# Buying stuff in Germany



## hallur84 (Jan 3, 2013)

Hello,

I recently moved to Leiden, and still trying to get settled in my new flat! Now I'm looking for a new TV for the flat, and I've been looking online for TV prices.
I have noticed that TVs (and electronics in general) in the Netherlands are more expensive than in Germany. For example, you can see that the same TV in Germany is €140 cheaper than in the Netherlands:

[I'm not allowed to post links yet, but if you search for the TV LG 42LM669S on the Dutch and German mediamarkt homepage, you can see what I'm on about.]

Therefore I was thinking of driving across the border and buy the TV in a German Mediamarkt, instead of a Dutch Mediamarkt.
So, does anyone know if this is legal to do? I'm not sure if it is allowed to transfer goods across the border. I would assume so, as it is all within the EU, however there must also be a reason for the price difference...

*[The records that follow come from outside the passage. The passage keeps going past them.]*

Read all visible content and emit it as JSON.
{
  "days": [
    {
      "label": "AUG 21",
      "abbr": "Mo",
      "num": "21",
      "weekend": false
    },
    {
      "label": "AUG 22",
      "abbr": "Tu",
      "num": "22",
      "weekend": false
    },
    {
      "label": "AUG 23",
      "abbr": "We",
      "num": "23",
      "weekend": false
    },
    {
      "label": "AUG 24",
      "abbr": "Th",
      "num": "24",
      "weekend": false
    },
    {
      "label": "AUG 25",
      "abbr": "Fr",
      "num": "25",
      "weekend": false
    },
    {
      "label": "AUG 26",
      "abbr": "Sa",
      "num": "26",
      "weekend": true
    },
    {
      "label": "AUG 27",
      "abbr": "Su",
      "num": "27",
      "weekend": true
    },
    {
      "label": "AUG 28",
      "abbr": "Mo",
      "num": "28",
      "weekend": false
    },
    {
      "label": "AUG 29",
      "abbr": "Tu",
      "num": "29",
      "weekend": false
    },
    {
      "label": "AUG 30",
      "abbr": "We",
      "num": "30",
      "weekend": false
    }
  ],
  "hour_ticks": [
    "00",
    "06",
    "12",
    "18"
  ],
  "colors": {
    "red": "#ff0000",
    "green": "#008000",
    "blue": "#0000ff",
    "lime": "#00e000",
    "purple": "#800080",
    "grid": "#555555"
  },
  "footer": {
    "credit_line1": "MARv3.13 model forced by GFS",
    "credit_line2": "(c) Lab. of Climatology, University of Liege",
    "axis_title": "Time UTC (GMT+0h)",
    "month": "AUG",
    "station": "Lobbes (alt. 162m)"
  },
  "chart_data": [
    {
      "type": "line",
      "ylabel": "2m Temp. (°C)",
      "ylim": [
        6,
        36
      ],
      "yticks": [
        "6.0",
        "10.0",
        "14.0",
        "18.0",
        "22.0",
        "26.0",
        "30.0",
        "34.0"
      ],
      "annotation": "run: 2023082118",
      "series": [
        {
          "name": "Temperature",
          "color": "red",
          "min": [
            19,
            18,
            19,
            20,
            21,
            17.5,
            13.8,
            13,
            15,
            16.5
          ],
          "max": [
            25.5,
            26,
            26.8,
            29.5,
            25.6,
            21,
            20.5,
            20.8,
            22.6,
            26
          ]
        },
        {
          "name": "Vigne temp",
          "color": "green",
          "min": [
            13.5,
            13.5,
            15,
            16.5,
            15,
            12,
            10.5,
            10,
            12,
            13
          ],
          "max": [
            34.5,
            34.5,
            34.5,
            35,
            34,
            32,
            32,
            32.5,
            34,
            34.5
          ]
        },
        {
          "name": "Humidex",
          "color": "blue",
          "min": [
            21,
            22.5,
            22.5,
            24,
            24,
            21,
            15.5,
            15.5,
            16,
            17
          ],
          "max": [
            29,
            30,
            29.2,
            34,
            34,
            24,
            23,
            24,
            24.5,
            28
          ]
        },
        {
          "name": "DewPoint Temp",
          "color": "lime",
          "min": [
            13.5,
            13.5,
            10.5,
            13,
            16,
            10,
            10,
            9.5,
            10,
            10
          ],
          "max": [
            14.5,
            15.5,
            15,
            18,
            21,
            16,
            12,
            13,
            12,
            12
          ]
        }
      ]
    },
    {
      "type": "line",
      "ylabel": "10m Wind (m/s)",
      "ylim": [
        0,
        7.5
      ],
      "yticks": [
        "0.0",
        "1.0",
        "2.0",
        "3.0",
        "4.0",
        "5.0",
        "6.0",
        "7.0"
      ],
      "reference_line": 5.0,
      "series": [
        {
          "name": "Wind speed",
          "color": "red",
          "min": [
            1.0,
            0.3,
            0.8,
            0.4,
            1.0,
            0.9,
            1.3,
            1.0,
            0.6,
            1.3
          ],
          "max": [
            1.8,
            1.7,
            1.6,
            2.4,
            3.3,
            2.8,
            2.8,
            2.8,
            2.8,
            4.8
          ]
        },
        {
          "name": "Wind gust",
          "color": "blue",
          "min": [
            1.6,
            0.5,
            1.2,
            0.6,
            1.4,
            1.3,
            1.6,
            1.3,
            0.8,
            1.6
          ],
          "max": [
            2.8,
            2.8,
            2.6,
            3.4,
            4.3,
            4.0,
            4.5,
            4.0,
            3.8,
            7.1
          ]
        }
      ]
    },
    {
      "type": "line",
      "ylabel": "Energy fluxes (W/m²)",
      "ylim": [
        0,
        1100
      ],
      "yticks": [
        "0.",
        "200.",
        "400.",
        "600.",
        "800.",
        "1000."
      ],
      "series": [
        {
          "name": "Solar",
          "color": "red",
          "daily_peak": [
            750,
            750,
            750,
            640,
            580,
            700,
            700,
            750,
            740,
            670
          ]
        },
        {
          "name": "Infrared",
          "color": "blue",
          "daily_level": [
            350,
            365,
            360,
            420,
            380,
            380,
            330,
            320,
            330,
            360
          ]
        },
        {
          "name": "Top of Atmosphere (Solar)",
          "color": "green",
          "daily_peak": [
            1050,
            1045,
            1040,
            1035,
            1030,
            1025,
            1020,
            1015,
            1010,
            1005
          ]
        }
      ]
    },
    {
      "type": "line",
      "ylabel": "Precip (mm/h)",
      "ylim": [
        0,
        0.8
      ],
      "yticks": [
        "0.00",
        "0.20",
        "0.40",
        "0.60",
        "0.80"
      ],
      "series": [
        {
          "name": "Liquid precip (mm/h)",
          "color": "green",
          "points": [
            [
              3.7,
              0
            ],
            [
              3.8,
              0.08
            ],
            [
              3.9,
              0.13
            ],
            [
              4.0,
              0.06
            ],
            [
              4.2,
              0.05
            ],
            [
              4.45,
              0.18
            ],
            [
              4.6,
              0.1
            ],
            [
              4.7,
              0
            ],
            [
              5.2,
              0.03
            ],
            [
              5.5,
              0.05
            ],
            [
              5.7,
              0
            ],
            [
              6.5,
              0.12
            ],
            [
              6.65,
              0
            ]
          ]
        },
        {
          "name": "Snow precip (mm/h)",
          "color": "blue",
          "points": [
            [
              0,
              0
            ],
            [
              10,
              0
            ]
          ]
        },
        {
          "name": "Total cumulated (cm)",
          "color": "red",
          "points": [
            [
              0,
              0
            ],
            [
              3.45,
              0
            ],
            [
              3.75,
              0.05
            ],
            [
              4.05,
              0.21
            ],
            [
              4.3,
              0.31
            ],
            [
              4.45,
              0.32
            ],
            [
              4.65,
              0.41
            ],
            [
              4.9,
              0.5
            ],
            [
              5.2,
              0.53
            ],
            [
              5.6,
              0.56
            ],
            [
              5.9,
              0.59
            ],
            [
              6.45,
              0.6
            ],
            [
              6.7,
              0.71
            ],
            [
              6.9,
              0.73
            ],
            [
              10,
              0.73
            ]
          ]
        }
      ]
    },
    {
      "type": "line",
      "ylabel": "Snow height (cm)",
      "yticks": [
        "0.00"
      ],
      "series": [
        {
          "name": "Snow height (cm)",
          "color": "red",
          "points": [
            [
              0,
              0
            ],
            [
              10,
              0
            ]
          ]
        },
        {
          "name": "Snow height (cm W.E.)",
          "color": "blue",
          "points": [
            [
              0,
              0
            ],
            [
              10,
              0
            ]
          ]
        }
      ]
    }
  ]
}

Thanks in advance for your help


----------



## cschrd2 (Oct 31, 2011)

As far as I know it's legal (except for alcohol an smokes). Differences are caused by local taxes and market size. Lots of Dutch people (I lived down south) from the border area shop in either Belgium or Germany.


----------



## hallur84 (Jan 3, 2013)

Great, thanks for the reply. That's what I thought, but I thought that I would check first


----------



## rdougan (Jan 4, 2013)

I bought mine from a local electrics shop in Haarlem. They delivered and installed it free of charge. I later found out block sold the same one for €100 cheaper, but I'm not sure if they would deliver or install.


----------



## MarinaS (Dec 6, 2012)

It's legal to buy the Tv in Germany


----------



## geoff24 (Feb 17, 2013)

yes you can buy in Germany its in the EU free trade no barrier and food is generally cheaper as well.


----------